IT managers have called on the government's new broadband minister to ensure all regions in the UK have equal access to fast connections.
Shriti Vadera replaced Stephen Timms in the post of communications minister at the Department for Business, Enterprise & Regulatory Reform in January.
Timms had been in talks with internet service providers (ISPs) in November about how to improve broadband access in the UK. IT managers are keen for Vadera to keep the momentum going.
Richard Steel, CIO at the London Borough of Newham, said he wants to see the principle of universal access provision applied to broadband in the same way it has been applied to telephone connections, so broadband is not deployed only to areas according to commercial return.
John Logie, a manager at First Engineering, a company that designs railways, said Vadera should ensure all businesses are able to access broadband at a line speed of their choosing.
"One issue I would like to see raised is BT's refusal to address performance/line speed problems with households/businesses that are more than x miles from a switch.

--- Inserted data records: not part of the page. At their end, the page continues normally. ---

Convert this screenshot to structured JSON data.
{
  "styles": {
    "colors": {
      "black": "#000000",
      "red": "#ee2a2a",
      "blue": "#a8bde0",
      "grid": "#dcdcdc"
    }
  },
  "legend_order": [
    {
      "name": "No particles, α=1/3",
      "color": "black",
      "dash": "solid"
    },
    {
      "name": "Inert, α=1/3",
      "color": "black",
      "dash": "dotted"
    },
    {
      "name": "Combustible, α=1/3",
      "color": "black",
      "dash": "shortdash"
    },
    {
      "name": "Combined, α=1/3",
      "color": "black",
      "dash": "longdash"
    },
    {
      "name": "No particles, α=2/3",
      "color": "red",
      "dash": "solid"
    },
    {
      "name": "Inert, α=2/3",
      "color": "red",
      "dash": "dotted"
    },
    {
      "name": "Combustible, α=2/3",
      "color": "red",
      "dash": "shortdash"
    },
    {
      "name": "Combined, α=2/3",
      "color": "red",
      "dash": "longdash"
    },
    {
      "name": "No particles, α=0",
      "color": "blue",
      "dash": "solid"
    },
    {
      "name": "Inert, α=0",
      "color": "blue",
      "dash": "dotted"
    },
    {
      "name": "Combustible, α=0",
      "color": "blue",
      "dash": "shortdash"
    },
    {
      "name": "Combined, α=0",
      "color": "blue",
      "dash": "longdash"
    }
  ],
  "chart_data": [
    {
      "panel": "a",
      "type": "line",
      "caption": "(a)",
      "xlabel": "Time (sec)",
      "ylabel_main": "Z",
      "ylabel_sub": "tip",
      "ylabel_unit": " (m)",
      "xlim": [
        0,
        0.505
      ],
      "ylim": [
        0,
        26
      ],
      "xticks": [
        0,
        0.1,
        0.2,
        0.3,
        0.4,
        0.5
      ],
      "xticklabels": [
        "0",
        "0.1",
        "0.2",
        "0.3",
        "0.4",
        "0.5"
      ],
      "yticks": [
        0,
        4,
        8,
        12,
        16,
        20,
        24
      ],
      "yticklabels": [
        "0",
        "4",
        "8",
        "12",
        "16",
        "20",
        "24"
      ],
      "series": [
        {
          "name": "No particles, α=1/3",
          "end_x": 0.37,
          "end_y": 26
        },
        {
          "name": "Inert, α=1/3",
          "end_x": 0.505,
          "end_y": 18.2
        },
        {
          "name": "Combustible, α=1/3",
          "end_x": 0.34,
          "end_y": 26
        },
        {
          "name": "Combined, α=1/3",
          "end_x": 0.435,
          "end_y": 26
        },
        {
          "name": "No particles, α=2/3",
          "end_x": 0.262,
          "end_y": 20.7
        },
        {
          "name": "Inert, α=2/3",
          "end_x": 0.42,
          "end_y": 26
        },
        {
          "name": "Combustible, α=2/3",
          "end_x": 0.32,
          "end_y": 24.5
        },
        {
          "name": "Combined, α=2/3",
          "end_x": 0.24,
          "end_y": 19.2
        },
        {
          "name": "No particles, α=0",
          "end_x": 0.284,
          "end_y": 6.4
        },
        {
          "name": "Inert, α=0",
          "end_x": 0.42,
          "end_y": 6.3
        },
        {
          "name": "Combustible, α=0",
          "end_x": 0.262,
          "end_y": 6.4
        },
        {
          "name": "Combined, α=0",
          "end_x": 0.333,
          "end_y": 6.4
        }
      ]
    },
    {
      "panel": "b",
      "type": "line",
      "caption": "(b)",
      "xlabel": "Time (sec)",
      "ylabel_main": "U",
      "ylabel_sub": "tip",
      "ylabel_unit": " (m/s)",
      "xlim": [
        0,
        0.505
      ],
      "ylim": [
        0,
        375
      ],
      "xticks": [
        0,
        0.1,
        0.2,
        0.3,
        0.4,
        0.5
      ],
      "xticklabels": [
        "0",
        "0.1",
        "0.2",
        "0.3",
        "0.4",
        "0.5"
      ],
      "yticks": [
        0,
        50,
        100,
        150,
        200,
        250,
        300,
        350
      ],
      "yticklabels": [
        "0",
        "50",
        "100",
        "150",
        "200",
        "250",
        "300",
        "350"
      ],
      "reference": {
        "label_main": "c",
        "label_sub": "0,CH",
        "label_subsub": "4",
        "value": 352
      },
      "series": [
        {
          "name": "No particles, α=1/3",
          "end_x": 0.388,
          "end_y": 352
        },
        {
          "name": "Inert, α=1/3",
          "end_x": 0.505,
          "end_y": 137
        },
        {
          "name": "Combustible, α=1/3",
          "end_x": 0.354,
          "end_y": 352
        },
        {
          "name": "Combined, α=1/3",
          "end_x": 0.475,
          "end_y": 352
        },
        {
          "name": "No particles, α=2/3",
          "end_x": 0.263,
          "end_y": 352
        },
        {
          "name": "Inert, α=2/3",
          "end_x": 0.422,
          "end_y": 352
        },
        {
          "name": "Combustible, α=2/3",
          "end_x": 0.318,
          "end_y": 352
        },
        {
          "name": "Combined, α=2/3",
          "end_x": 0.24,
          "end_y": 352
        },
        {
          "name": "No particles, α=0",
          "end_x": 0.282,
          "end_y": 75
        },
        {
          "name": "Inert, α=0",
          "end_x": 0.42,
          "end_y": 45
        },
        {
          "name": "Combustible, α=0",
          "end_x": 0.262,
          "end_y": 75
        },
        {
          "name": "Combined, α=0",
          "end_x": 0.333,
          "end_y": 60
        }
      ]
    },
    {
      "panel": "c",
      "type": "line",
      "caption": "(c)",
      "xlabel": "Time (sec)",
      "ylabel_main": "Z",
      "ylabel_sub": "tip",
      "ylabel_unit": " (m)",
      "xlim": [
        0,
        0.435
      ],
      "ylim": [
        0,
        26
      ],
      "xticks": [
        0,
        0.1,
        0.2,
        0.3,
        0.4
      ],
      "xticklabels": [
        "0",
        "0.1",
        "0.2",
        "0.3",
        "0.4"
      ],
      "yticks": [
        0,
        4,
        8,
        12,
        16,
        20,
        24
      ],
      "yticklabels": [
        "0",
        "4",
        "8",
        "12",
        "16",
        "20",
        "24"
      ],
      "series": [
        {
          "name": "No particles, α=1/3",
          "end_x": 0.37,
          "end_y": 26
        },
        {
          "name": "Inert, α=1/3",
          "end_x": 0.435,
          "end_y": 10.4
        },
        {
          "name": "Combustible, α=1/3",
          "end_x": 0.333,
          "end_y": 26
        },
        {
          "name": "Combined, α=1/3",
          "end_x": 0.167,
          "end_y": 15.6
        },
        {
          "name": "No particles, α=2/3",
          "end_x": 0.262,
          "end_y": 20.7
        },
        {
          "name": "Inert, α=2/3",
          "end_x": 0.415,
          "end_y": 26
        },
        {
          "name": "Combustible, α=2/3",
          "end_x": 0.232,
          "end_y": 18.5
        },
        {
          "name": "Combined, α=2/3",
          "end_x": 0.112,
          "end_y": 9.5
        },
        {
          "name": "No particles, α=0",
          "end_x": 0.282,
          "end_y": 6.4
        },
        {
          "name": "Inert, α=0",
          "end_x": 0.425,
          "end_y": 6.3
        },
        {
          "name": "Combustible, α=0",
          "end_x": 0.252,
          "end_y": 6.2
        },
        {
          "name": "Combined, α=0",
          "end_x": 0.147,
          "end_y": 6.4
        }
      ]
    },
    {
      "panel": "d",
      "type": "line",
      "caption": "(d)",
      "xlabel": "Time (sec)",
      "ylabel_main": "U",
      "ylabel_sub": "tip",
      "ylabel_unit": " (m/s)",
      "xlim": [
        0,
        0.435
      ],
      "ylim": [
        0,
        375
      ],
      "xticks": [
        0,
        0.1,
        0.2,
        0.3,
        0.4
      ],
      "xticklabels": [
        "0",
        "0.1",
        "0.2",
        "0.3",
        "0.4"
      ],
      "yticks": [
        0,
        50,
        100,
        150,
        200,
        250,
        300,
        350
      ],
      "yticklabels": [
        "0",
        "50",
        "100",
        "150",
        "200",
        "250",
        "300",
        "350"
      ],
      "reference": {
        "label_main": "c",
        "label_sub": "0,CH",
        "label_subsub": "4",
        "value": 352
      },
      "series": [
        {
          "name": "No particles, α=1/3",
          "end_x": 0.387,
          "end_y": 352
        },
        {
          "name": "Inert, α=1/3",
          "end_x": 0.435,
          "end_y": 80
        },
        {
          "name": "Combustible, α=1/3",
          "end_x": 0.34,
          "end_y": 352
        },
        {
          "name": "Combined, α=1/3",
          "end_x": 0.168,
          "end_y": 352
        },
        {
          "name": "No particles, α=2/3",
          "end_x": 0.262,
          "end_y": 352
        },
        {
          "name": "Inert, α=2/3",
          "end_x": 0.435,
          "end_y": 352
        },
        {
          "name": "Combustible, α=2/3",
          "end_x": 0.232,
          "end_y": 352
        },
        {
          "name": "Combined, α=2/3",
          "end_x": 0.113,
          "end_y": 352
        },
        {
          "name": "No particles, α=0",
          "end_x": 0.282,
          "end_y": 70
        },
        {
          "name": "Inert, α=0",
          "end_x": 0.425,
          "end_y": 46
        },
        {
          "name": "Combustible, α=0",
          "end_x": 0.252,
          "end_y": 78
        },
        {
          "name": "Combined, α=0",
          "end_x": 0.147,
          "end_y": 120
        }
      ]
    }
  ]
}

Given that most network providers use BT lines from the switches to the end point there is no way round the problem," he said.
IT managers also want the minister to take a hand in clearing up how broadband is advertised and sold. "The definition of services should be clear and it should be mandatory for the provider to publish the number of customers/volumes they carry over individual connections. You should be able to see the contention," said David Bason, IS director at law firm Shoosmiths.
David Bradbury, IT manager at Ashton Graham solicitors, said the minister should ensure that firms pay for only the connection speeds they get and switching should be easy if the service is not up to scratch. Rolling out faster fibre connections also ranked as a priority.
"The minister should get more funding to enable fibre to every home and business in the country. The cost for this has been estimated at under £15bn. The cost of one and a bit Olympic games or 25% of a Northern Rock," he said.
The minister faces the challenge of maintaining ISP investments in faster networks while balancing equal access.
"Vadera has a tough job in this area broadband providers are unlikely to welcome new regulation, whereas it seems private investment in networks is not likely to grow significantly of its own accord," said Jimmy Desai, technology partner at law firm Blake Lapthorn Tarlo Lyons.
Neil Berkett, CEO of broadband provider Virgin Media, said at a government conference on broadband last month that the government¹s current "hands-off" approach to regulating investment in broadband was the right one and warned off intervention.